Friday, August 3, 2018

Albert Jay Nock on the Three Rules of Editorial Policy

For 31 years, I've been editing the Journal of Economic Perspectives. At the most basic level, editing is about pushing the author to have a point in the first place, and to make it clearly. Sounds simple, perhaps? On complex subjects, meeting those criteria can be a high hurdle to cross. 

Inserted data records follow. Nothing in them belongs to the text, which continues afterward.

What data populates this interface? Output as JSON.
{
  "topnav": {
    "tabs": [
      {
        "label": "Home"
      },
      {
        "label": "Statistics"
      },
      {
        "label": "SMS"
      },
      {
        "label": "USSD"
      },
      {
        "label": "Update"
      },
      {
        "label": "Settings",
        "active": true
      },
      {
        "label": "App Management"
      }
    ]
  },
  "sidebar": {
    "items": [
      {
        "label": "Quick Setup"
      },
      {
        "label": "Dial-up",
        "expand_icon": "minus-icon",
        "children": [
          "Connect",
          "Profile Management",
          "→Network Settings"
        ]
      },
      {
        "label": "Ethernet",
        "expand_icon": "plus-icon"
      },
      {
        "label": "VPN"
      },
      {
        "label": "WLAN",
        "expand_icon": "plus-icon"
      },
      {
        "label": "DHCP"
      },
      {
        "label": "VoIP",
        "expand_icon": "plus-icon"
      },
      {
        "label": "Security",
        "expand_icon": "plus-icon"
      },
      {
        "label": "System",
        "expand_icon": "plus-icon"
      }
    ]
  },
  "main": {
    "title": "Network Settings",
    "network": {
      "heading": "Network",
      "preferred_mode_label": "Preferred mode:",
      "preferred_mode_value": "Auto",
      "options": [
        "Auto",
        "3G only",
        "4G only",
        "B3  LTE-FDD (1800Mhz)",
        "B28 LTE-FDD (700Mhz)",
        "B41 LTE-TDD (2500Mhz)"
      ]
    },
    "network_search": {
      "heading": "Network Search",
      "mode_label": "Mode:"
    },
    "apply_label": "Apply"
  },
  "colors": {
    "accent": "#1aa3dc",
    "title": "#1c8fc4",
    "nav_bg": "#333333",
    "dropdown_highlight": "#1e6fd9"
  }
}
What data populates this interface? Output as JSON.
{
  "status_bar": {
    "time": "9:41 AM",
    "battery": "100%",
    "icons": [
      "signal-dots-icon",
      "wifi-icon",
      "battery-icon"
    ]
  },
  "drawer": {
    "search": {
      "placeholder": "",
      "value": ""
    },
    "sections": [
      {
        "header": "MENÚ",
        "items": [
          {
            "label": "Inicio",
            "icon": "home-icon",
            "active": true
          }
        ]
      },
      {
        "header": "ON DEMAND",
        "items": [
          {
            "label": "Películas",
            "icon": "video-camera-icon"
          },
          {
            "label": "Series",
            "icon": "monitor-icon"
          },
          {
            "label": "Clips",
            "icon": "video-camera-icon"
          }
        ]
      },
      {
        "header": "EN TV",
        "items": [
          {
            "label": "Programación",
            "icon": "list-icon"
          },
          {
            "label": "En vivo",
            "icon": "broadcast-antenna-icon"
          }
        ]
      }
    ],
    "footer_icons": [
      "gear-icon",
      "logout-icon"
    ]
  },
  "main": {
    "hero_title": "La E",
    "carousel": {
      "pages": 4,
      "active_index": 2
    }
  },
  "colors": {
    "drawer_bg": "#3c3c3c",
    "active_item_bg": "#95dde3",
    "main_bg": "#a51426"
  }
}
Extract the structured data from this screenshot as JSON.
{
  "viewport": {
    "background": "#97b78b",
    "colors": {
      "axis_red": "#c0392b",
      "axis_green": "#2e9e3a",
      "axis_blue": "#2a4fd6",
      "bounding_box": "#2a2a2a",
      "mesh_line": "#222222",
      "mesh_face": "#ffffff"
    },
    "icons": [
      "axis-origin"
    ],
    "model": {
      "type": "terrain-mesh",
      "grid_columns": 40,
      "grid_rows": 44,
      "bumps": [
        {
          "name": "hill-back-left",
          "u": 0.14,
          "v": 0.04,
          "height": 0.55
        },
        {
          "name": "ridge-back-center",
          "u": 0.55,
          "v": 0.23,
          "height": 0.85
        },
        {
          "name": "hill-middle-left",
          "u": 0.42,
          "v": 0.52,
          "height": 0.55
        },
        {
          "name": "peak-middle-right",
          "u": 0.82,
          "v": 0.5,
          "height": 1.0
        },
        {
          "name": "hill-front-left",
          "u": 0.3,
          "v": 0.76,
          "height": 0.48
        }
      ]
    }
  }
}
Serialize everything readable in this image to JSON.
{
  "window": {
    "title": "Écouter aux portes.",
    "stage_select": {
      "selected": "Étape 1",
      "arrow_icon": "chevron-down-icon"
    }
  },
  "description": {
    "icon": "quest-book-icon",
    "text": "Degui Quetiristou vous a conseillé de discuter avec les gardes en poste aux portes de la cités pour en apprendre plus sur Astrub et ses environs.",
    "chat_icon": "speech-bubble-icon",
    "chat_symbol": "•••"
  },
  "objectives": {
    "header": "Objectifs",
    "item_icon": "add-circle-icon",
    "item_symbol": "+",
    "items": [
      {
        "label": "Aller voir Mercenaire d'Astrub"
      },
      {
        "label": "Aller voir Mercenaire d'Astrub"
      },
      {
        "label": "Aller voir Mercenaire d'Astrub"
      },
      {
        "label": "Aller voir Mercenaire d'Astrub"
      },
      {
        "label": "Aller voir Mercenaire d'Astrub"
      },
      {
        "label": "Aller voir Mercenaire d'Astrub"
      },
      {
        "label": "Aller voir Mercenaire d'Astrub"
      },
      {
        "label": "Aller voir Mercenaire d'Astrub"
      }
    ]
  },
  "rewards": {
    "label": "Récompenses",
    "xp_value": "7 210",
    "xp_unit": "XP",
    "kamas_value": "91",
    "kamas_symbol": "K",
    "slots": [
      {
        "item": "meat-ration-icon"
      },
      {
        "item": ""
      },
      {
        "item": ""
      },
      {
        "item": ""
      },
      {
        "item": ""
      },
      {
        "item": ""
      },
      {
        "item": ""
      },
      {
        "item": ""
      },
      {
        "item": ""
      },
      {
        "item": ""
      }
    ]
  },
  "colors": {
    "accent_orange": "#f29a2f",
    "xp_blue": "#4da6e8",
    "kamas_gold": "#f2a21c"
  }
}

Albert Jay Nock, in his 1943 Memoirs of a Superfluous Man, tells a story along these lines in his description of the editorial policy at a magazine he had edited called The Freeman (p. 172):
"In one way, our editorial policy was extremely easy-going, and in another way it was unbending as a ramrod. I can explain this best by an anecdote. One day Miss X steered in a charming young man who wanted to write for us. I took a liking to him at once, and kept him chatting for quite a while. When we came down to business, he diffidently asked what our policy was, and did we have any untouchable sacred cows. I said we certainly had, we had three of them, as untouchable and sacred as the Ark of the Covenant. He looked a bit flustered and asked what they were. 
"The first one," I said, "is that you must have a point. Second, you must make it out. The third one is that you must make it out in eighteen-carat, impeccable, idiomatic English."
"But is that all?" 
"Isn't it enough for you?" 
'Why, yes, I suppose so, but I mean, is that all the editorial policy you have?" 
"As far as I know, it is," I said, rising. "Now you run along home and write us a nice piece on the irremissibility of postbaptismal sin, and if you can put it over those three jumps, you will see it in print. Or if you would rather do something on a national policy of strangling all the girl-babies at birth, you might do that—glad to have it." 
The young man grinned and shook hands warmly. We got splendid work out of him. As a matter of fact, at one time or another we printed quite a bit of stuff that none of us believed in, but it all conformed to our three conditions, it was respectable and worth consideration. Ours was old-school editing, no doubt, but in my poor judgement it made a far better paper than more stringent methods have produced in my time.
I especially like the comment in the closing paragraph about how they "printed quite a bit of stuff that none of us believed in."  For editors, agreeing with authors is overrated and in fact unnecessary.